Getting Creative With SEL

How to incorporate creative expression and movement in the classroom while building social and emotional learning skills.

November 6, 2018
©Shutterstock/SpeedKingz

Finding opportunities to integrate creative expression and movement throughout the school day is a priority in the development of the whole child. Leveraging creative expression and movement to build core social and emotional learning (SEL) competencies, however, is a relatively new concept.

Creative expression can be achieved through a variety of modalities and provides opportunities to identify, process, and express emotions. Movement can be integrated into the school day in ways that are appropriate for almost any grade level, and movement forms neural connections that help us better understand our own emotions and build empathy for others.

Encouraging Creative Expression 

Being creative is an inherently vulnerable process. In order to authentically build SEL competencies through creative expression, teachers need to strive to create a safe space, provide time, and open doors for validation.

  • Creating a safe and supportive classroom environment: Through a consensual conversation about class norms, teachers work to continually develop a space where students feel comfortable sharing emotions and know that their feelings will be respected, setting the stage for creative expression.
  • Providing time: Set up daily opportunities to build SEL skills to make emotion identification, expression, and management a daily practice. When a person prioritizes physical health, they don’t eat healthy or exercise for one day; rather, they develop an ongoing routine. Strengthening social and emotional well-being is no different.
  • Opening the doors for validation: Give students time to share and acknowledge each other’s emotions. Help students develop affirming statements they use with one another, such as, “I see you, I hear you, and now I better understand you.” This will help build empathy and foster a positive classroom culture. Writing and drawing can be nice additions here, as both are outlets that help us identify and process emotions and experiences. Some teachers also use journaling as an emotion management strategy.

Classroom Activities to Bring Creative Expression to Life

There are a number of ways that creative expression and movement can be incorporated to teach and build SEL skills.

Human tableaux. This involves students creating an image that’s frozen in time, similar to a snapshot. For this exercise, students work in groups to create images in response to particular prompts. One student in the group is the director and the others are actors. The director places students into a still image that answers the prompt from their perspective. Prompts could include: “What will success look like for you this school year?” and “What is a current challenge you’re facing?” You can even use this exercise to have students describe what they did over a school break.

One word, plus movement: Open the school day by asking each student to share one word that describes how they’re currently feeling and pair it with a movement. Take this a step further by having all classmates mirror the movement back to show validation. Or have students try on different emotions by using their faces and bodies to depict what happiness, anger, stress, pride, surprise, sadness, etc. might look and feel like.

Gratitude practice: Ask students to close their eyes and think about something they’re grateful for. Then tell them to think of a movement they could do that describes how that gratitude makes them feel.

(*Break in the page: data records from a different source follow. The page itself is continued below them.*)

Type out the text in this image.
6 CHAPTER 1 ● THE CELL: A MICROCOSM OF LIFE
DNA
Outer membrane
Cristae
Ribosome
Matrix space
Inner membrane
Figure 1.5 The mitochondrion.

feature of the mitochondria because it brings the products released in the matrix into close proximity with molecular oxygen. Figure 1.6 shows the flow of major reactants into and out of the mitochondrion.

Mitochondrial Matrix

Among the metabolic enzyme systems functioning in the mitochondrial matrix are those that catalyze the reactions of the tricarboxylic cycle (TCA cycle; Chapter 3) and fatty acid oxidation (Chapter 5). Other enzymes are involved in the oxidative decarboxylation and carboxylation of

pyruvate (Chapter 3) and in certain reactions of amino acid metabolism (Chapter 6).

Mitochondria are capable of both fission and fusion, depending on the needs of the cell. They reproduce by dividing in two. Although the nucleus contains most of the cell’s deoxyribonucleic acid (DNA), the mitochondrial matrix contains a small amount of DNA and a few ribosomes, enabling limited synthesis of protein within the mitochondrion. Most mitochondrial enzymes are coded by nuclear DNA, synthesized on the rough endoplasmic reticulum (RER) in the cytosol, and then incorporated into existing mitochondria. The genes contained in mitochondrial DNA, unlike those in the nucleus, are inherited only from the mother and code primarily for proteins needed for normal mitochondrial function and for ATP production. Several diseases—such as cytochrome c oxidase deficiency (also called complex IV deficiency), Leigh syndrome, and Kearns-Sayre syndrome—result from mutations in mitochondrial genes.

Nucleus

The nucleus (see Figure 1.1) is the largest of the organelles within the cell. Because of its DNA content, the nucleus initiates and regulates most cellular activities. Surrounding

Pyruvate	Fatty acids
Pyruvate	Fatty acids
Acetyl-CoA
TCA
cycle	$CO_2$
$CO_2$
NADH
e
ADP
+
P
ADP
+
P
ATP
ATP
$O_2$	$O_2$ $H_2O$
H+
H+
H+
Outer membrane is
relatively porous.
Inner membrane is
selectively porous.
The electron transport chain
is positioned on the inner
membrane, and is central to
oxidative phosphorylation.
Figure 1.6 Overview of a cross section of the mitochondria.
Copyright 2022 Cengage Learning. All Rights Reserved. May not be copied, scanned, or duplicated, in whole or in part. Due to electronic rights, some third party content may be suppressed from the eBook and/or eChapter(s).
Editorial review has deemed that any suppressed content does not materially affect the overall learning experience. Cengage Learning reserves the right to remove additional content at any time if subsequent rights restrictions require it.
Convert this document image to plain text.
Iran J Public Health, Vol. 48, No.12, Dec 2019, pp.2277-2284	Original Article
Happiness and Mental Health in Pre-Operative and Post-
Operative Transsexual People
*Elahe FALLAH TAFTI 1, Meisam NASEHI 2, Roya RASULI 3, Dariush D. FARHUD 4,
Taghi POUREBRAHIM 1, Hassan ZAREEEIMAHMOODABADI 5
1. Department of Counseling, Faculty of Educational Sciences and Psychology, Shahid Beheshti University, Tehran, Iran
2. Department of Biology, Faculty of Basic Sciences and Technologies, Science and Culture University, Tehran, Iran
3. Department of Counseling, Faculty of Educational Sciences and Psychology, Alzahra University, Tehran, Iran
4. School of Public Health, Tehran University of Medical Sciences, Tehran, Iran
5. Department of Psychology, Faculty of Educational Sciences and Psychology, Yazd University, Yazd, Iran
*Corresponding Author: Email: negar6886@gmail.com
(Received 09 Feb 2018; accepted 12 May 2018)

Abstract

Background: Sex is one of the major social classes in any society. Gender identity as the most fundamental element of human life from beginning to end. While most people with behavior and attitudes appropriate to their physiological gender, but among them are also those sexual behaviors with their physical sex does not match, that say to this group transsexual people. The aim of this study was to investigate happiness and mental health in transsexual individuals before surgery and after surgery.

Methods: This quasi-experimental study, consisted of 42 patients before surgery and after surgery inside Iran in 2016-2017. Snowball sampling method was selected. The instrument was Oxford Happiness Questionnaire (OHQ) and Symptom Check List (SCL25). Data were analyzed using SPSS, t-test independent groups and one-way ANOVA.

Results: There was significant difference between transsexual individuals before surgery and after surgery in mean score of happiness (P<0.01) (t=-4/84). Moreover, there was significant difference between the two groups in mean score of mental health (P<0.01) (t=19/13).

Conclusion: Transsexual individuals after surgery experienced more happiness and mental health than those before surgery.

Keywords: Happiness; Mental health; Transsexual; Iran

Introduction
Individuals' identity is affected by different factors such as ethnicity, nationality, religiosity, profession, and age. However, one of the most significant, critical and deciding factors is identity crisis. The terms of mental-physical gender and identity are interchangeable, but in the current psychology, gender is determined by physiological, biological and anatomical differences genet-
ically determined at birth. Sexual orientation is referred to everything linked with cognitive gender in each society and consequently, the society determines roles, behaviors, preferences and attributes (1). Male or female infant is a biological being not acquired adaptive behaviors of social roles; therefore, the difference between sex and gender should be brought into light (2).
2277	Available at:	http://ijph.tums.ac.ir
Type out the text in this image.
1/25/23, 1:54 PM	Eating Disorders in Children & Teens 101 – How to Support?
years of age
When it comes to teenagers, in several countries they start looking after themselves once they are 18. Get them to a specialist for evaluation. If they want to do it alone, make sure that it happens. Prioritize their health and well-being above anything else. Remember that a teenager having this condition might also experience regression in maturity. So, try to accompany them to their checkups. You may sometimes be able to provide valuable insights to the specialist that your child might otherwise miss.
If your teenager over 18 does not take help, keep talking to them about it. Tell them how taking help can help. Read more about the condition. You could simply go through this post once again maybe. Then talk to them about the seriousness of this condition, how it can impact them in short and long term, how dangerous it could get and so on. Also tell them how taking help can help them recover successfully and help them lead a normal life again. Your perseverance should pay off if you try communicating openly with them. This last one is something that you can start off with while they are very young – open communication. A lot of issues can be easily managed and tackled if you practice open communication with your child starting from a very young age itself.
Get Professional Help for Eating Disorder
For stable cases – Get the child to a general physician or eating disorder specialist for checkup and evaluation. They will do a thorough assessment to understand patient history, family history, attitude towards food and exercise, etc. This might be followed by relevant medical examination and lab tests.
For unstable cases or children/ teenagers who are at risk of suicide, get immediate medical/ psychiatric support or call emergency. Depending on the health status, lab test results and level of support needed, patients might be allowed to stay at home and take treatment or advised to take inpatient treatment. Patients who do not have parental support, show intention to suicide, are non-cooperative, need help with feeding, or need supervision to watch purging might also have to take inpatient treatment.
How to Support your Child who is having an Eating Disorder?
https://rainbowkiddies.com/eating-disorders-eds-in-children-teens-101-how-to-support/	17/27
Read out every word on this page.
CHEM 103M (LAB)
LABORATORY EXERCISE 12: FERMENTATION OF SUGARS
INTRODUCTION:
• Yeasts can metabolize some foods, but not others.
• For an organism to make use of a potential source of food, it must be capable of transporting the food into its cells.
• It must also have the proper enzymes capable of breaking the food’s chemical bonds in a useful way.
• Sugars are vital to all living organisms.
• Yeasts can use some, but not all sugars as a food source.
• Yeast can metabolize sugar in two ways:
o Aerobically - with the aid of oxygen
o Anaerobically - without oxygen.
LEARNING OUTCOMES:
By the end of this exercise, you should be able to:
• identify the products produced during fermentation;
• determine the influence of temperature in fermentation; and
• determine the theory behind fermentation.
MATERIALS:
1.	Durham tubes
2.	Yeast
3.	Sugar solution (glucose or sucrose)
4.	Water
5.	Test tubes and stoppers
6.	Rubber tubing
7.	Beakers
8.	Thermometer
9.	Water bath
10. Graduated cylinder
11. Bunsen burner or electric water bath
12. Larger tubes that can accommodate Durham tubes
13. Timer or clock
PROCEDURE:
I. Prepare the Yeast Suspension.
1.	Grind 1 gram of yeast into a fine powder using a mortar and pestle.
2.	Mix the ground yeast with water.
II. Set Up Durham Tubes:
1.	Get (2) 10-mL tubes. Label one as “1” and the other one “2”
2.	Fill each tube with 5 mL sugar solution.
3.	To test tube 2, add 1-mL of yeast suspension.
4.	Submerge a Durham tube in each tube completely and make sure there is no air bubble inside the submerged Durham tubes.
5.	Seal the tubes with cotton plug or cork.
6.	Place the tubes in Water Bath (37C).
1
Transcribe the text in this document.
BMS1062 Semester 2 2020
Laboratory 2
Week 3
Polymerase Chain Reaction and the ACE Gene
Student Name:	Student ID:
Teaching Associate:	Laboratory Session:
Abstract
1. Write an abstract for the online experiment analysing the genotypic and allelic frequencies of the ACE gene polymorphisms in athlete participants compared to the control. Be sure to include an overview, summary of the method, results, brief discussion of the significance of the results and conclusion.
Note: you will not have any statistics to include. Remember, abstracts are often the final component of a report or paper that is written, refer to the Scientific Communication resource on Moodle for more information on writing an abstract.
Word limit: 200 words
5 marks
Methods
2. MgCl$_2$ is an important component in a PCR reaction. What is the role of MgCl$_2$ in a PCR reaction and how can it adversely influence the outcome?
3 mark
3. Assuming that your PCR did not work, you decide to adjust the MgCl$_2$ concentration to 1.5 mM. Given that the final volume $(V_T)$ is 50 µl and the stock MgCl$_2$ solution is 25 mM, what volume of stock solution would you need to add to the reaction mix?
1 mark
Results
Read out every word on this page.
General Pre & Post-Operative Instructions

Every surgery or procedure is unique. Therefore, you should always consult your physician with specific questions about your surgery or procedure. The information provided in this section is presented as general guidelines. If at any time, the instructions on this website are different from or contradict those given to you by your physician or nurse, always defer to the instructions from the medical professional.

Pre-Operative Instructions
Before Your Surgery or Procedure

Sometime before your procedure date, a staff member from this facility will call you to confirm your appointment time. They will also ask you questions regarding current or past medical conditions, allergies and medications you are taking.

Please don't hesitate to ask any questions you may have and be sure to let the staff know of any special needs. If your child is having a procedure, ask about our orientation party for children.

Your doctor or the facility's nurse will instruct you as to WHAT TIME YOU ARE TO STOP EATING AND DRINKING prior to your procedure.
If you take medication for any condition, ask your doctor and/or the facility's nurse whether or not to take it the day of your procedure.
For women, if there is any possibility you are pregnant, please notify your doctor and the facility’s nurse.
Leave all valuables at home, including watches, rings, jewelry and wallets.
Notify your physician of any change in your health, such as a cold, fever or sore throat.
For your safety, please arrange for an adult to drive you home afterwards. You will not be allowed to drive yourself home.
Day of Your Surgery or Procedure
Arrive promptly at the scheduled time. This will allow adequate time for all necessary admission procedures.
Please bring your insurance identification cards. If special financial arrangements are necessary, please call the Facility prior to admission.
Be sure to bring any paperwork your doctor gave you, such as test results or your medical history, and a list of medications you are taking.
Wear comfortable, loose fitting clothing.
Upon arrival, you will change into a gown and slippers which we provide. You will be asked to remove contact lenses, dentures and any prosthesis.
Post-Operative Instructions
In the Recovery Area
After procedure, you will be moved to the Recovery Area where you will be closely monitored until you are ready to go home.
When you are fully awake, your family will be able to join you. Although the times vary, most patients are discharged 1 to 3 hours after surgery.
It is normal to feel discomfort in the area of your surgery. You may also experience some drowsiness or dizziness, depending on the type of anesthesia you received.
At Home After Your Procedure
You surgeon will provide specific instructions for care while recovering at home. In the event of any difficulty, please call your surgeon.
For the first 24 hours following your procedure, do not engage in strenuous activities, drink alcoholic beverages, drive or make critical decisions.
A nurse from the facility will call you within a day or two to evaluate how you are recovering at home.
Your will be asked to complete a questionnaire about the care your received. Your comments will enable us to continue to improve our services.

Then have them open their eyes and give them time to share their movements with one another. You can do this exercise with other emotions as well—optimism, worry, frustration, joy.

Leveraging technology helps to provide this safe and structured time and guide students through experiential, creative exercises. Here are two videos that walk students through creative exercises:

Incorporating creative expression and movement in the classroom might seem intimidating at first. Providing students with a structured space to engage in creative expression can help them feel more comfortable. And presenting them with clear models and examples that describe what these activities will look like can also encourage them to actively participate.